LA MAIN ET LE CERVEAU
On dit que les ready-made d’un Duchamp souvent mal compris ont contribué à occulter le travail de fabrication dans l’art contemporain. Mais il faudrait refaire toute l’histoire des relations entre la main et l’esprit. Nietzsche, par exemple, refusait de différencier sur le fond l’activité du génie et celle de l’inventeur en mécanique : « Personne ne peut voir dans l’œuvre de l’artiste comment elle s’est faite ; c’est son avantage, car partout où on peut assister à la formation, on est un peu refroidi » (1). Ainsi démystifiait-il le mythe du génial créateur. Une vision romantique de l’art, tendant à déprécier le travail manuel au profit du dessein intellectuel, qui perdure aujourd’hui. Cette situation s’accommode merveilleusement d’un modèle capitaliste reposant sur une division des tâches qui a quelque chose d’arbitraire : « Souvent, on se présente comme le bras armé de l’artiste qui cogite, tandis que nous, on réalise.

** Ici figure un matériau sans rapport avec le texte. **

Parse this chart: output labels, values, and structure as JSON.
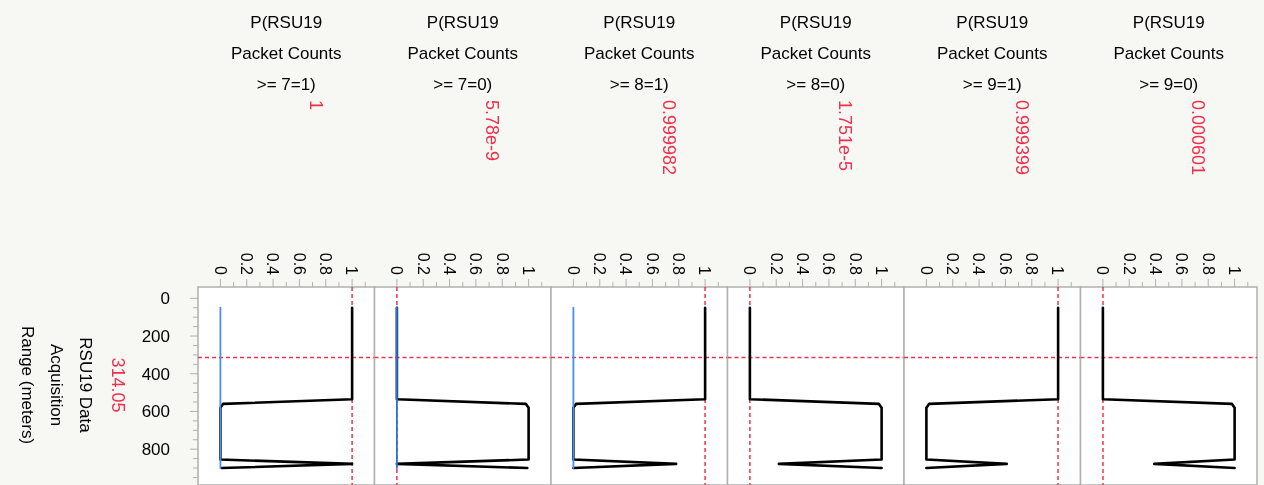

Mais ce n’est pas aussi dichotomique que ça , nuance Yves Malka. Une main est reliée à un cerveau, et inversement. Donc il y a aussi un retour d’information de la main. » Reste que le marché de l’art contemporain, soucieux de ne pas faire éclater la bulle, préfère délivrer un message simple. Tout plutôt que de dévoiler les coulisses d’un business qui tend à convertir l’artiste en un entrepreneur. « L’intérêt des galeries, c’est de vendre des pièces, sinon elles ferment. Dès qu’elles n’ont plus rien à vendre, elles demandent à l’artiste une nouvelle œuvre. Or, quand un artiste est dans quatre ou cinq galeries, et qu’il doit produire huit à dix pièces dans les trois mois pour les alimenter, cela devient une relation de client à fournisseur , estime le cofondateur d’Enzyme Design. Cette organisation rend nécessaire la collaboration avec des entreprises de fabrication. » Un secret de polichinelle bien gardé.
M.R.
1. Friedrich Nietzsche, Humain trop humain.